Right on Dave. In Caliman, my key was pacing. Lots of folks passed me on the bike, but I passed plenty on the run that were walking, suffering, etc. I have a good grip on what my body can do (never used a HRM), and think the pacing will be the key to me pulling off what you did at CaliforniaMan. Woo hoo!
Back on topic, where is the Devil’s Advocate when you need him/her? Why am I forced to play the bad guy? Please note that the following is not necessarily the view of the author, but is raised solely to encourage discourse among forum members:
I can not believe that no one has chimed in to say that this person received outside assistance and should be disqualified. What say you?
So…? Is it that critical? If he was into money, AG, etc. sure, but here you have a common man that wouldn’t say no and got some encouragement. Anyone who has run an IM has gotten something from the crowd. This dude got it on a more personal level. The point is that he persevered (sp?) and made it. Not everyone is speedy, but everyone can choose not to give up.
These were offical race volunteers, not bystanders.
And this was not an Ironman race. Not sure if the same rules apply anyway, and regardless of what the rule states, they are not applied to folks like this. Its not an oversight, they don’t enforce them purposely.

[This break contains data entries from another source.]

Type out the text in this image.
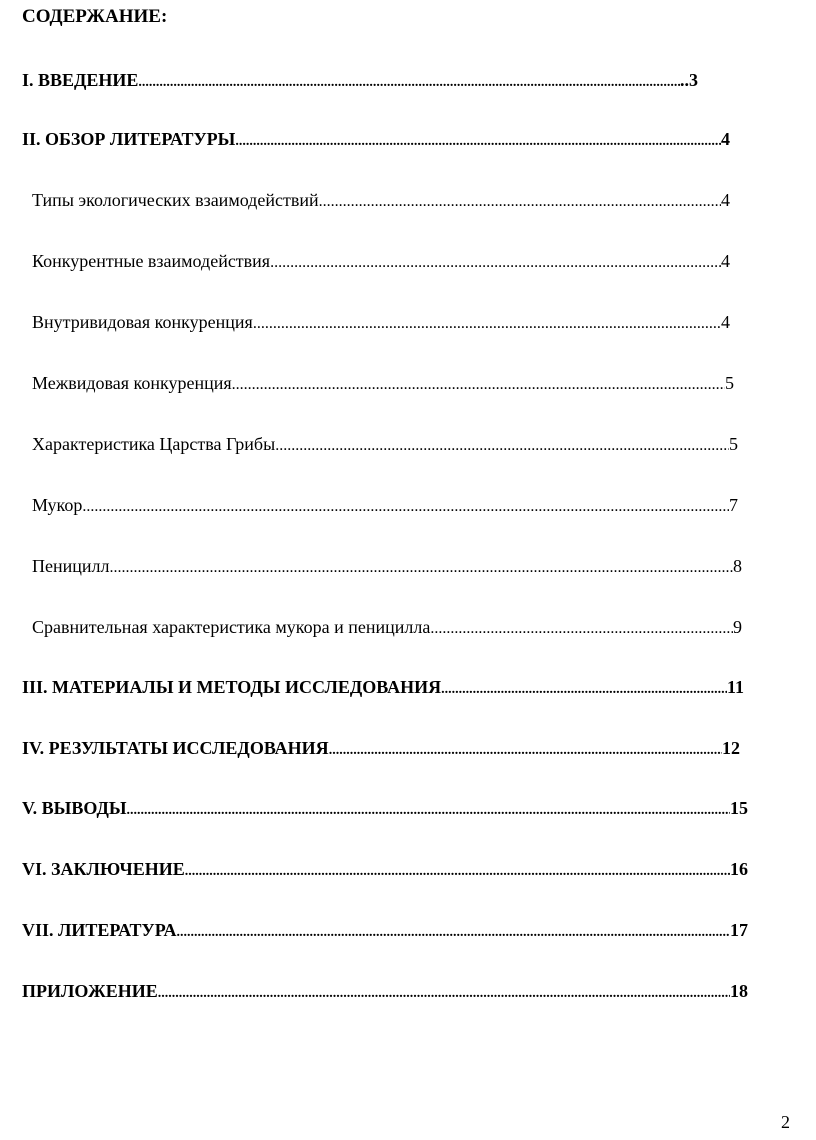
СОДЕРЖАНИЕ:
I. ВВЕДЕНИЕ .....	..3
II. ОБЗОР ЛИТЕРАТУРЫ .....	4
Типы экологических взаимодействий .....	4
Конкурентные взаимодействия .....	4
Внутривидовая конкуренция .....	4
Межвидовая конкуренция .....	5
Характеристика Царства Грибы .....	5
Мукор .....	7
Пеницилл .....	8
Сравнительная характеристика мукора и пеницилла .....	9
III. МАТЕРИАЛЫ И МЕТОДЫ ИССЛЕДОВАНИЯ .....	11
IV. РЕЗУЛЬТАТЫ ИССЛЕДОВАНИЯ .....	12
V. ВЫВОДЫ .....	15
VI. ЗАКЛЮЧЕНИЕ .....	16
VII. ЛИТЕРАТУРА .....	17
ПРИЛОЖЕНИЕ .....	18
2
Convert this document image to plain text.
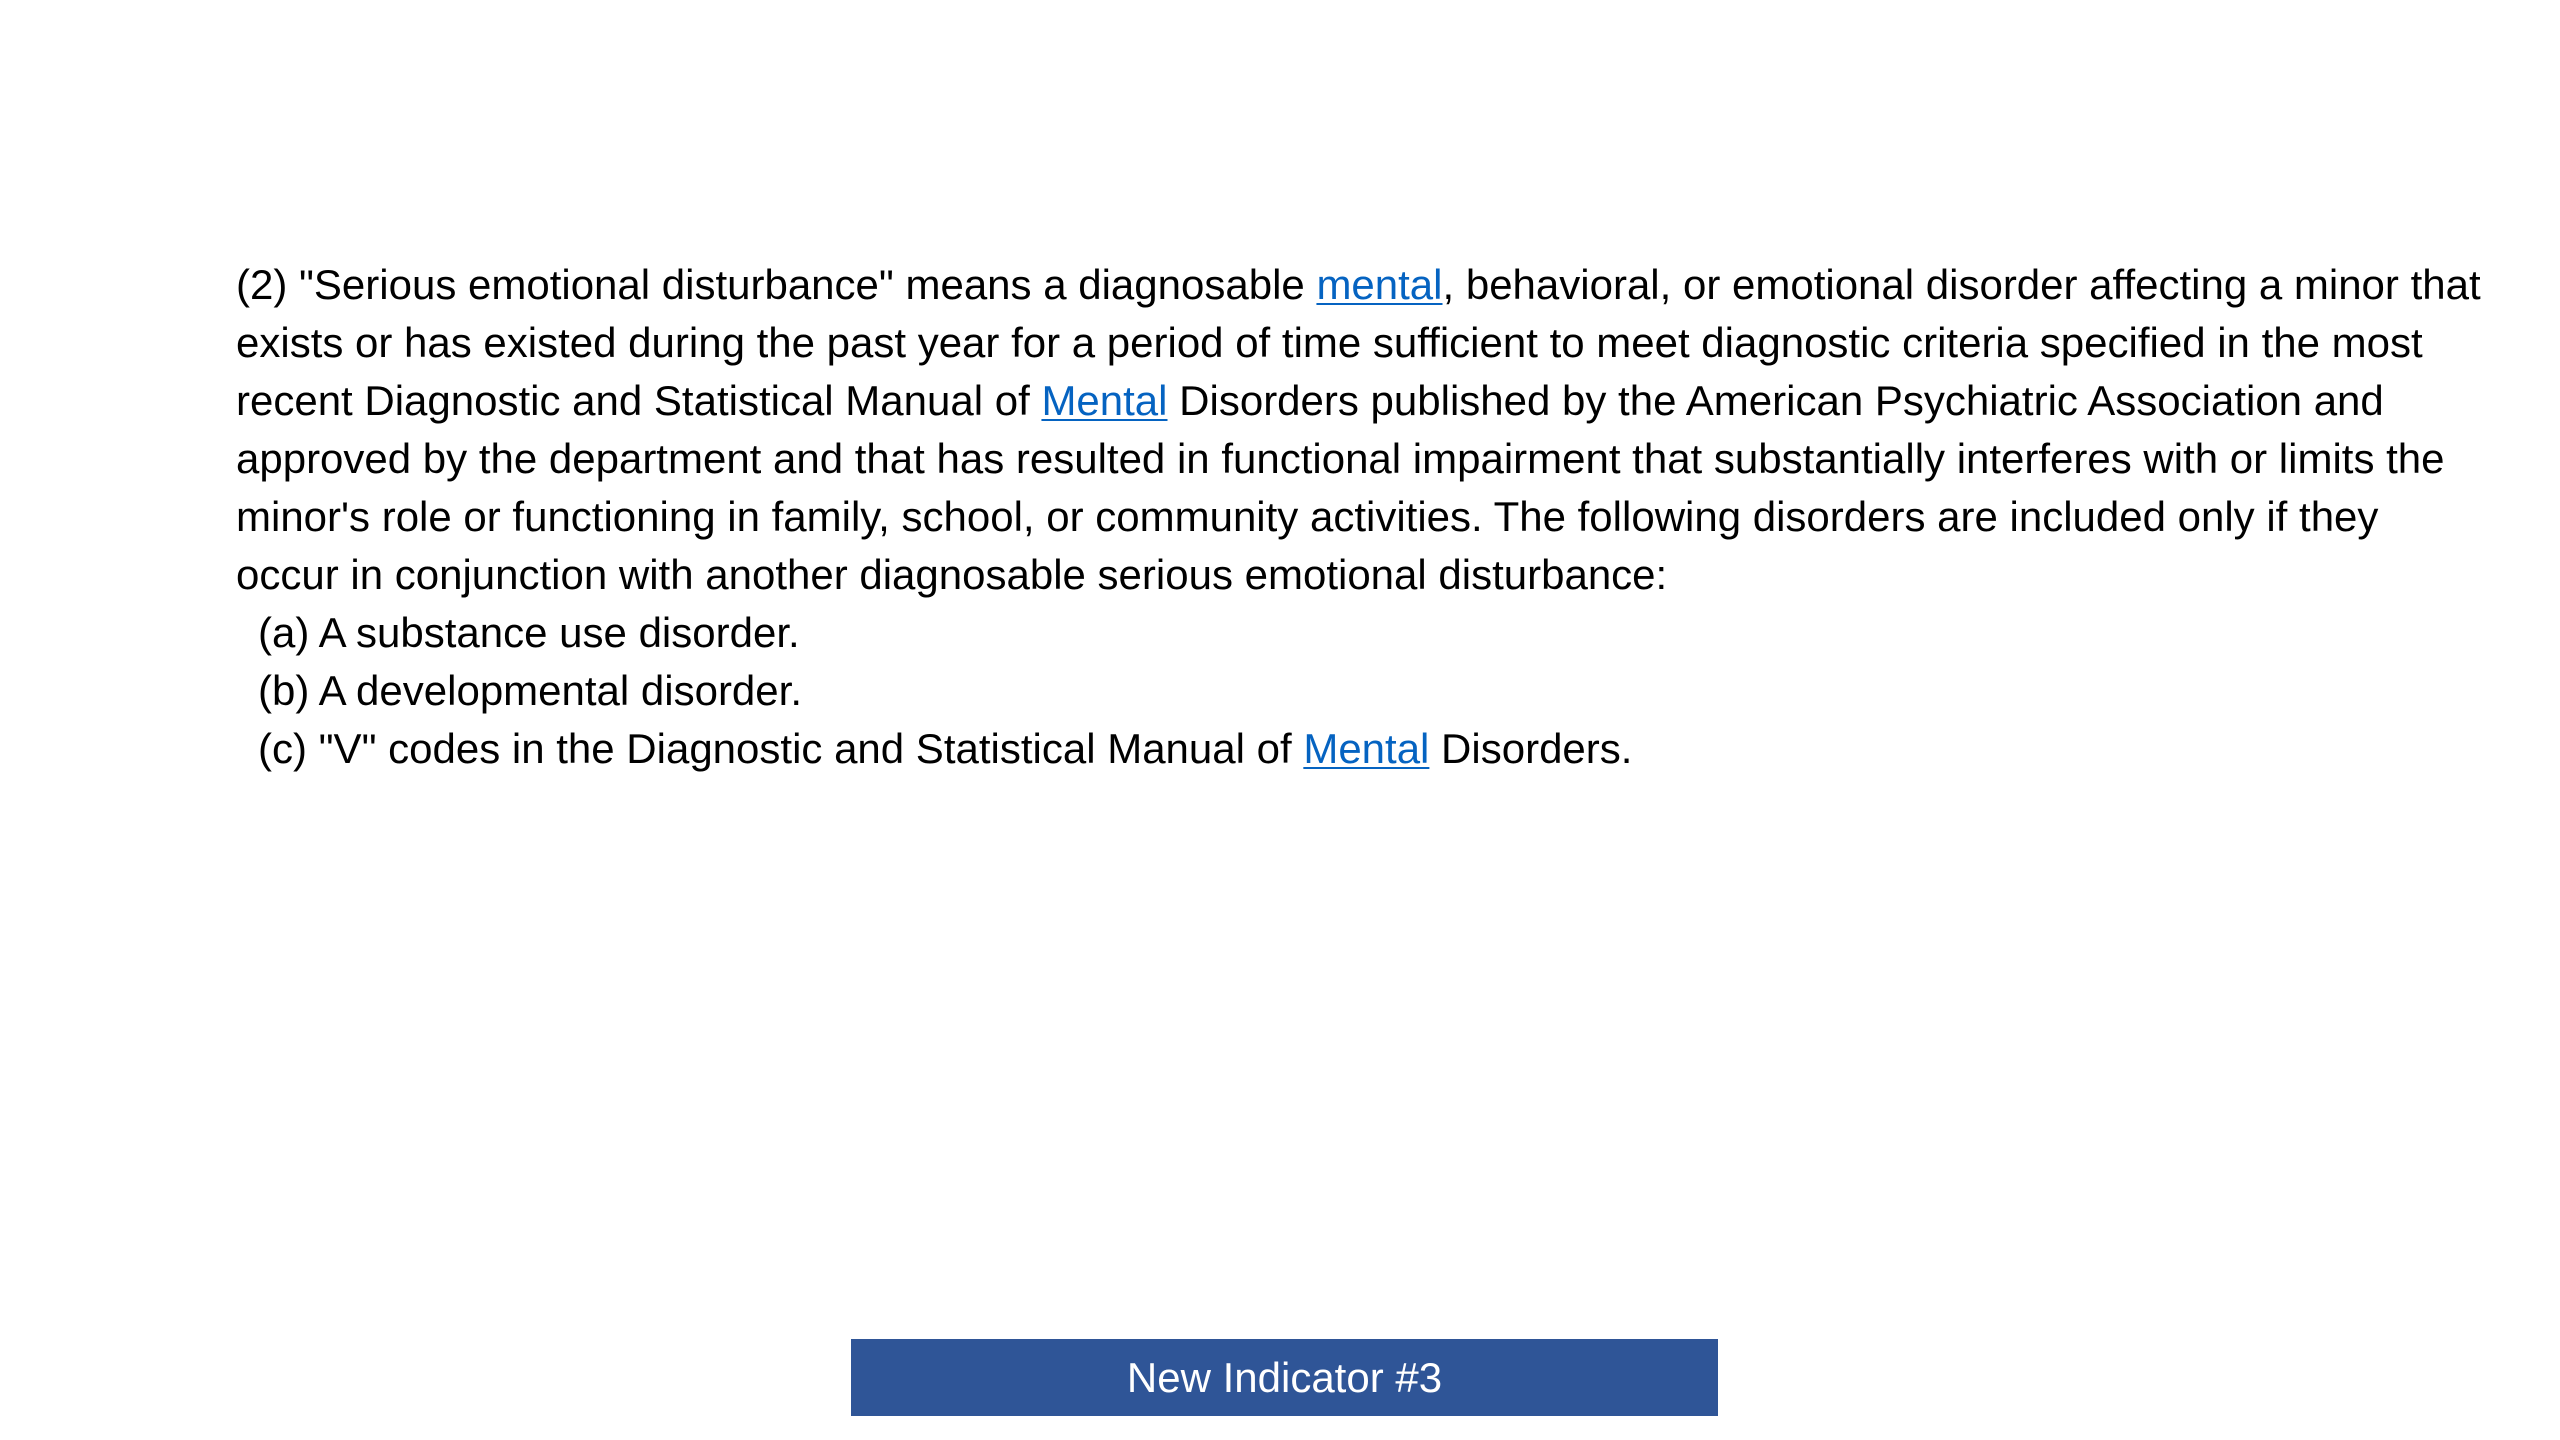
(2) "Serious emotional disturbance" means a diagnosable mental, behavioral, or emotional disorder affecting a minor that exists or has existed during the past year for a period of time sufficient to meet diagnostic criteria specified in the most recent Diagnostic and Statistical Manual of Mental Disorders published by the American Psychiatric Association and approved by the department and that has resulted in functional impairment that substantially interferes with or limits the minor's role or functioning in family, school, or community activities. The following disorders are included only if they occur in conjunction with another diagnosable serious emotional disturbance:

(a) A substance use disorder.

(b) A developmental disorder.

(c) "V" codes in the Diagnostic and Statistical Manual of Mental Disorders.

New Indicator #3
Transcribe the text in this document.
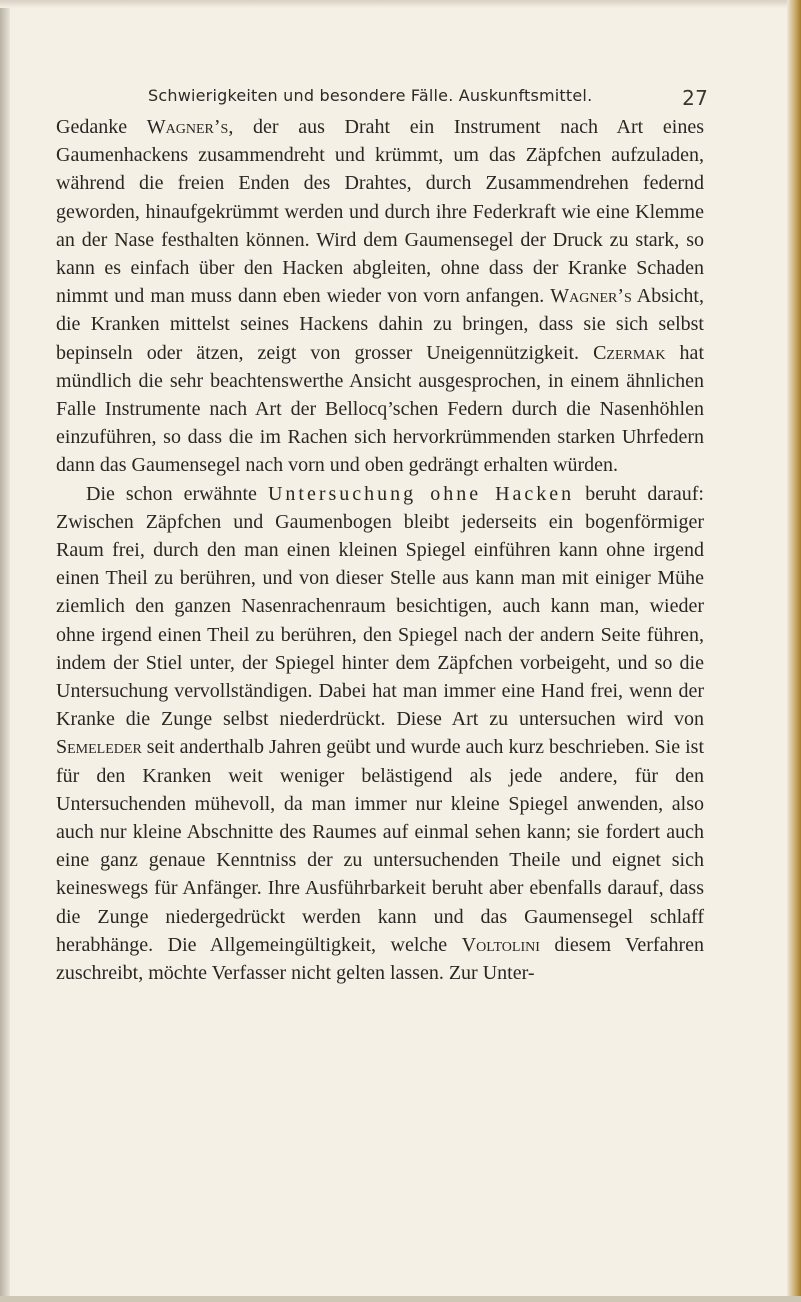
Schwierigkeiten und besondere Fälle. Auskunftsmittel.	27

Gedanke Wagner’s, der aus Draht ein Instrument nach Art eines Gaumenhackens zusammendreht und krümmt, um das Zäpfchen aufzuladen, während die freien Enden des Drahtes, durch Zusammendrehen federnd geworden, hinaufgekrümmt werden und durch ihre Federkraft wie eine Klemme an der Nase festhalten können. Wird dem Gaumensegel der Druck zu stark, so kann es einfach über den Hacken abgleiten, ohne dass der Kranke Schaden nimmt und man muss dann eben wieder von vorn anfangen. Wagner’s Absicht, die Kranken mittelst seines Hackens dahin zu bringen, dass sie sich selbst bepinseln oder ätzen, zeigt von grosser Uneigennützigkeit. Czermak hat mündlich die sehr beachtenswerthe Ansicht ausgesprochen, in einem ähnlichen Falle Instrumente nach Art der Bellocq’schen Federn durch die Nasenhöhlen einzuführen, so dass die im Rachen sich hervorkrümmenden starken Uhrfedern dann das Gaumensegel nach vorn und oben gedrängt erhalten würden.

Die schon erwähnte Untersuchung ohne Hacken beruht darauf: Zwischen Zäpfchen und Gaumenbogen bleibt jederseits ein bogenförmiger Raum frei, durch den man einen kleinen Spiegel einführen kann ohne irgend einen Theil zu berühren, und von dieser Stelle aus kann man mit einiger Mühe ziemlich den ganzen Nasenrachenraum besichtigen, auch kann man, wieder ohne irgend einen Theil zu berühren, den Spiegel nach der andern Seite führen, indem der Stiel unter, der Spiegel hinter dem Zäpfchen vorbeigeht, und so die Untersuchung vervollständigen. Dabei hat man immer eine Hand frei, wenn der Kranke die Zunge selbst niederdrückt. Diese Art zu untersuchen wird von Semeleder seit anderthalb Jahren geübt und wurde auch kurz beschrieben. Sie ist für den Kranken weit weniger belästigend als jede andere, für den Untersuchenden mühevoll, da man immer nur kleine Spiegel anwenden, also auch nur kleine Abschnitte des Raumes auf einmal sehen kann; sie fordert auch eine ganz genaue Kenntniss der zu untersuchenden Theile und eignet sich keineswegs für Anfänger. Ihre Ausführbarkeit beruht aber ebenfalls darauf, dass die Zunge niedergedrückt werden kann und das Gaumensegel schlaff herabhänge. Die Allgemeingültigkeit, welche Voltolini diesem Verfahren zuschreibt, möchte Verfasser nicht gelten lassen. Zur Unter-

I have that mind set… And even experimented at Timberman this year; just what happens if you attack a bike course… I found out! I went 2:36 at Timberman, with an avg hr of 162. The run turned into a shuffle of 2:04. Now I’m not fast to begin with, but last year, same race, I bike aerobically for a 2:49 and ran a 1:52.
My IM race day strategy… Go “slow” on the swim, go “slow” on the bike, and run the marathon “slow”. Slow meaning “aerobic”.
ummm … unless my math is off, you still went 1 minute faster with the slow run …
I actually went 3 minutes faster because I focused on not wasting anytime in transition… but… If I paced the bike a little better, I’m thinking 2:45/6, I think my run would have been there and maybe I could have done 15 minutes better.
That was a death march for me… from the very first step… I went from 8:45 miles to 10:32 miles for the last 1/4.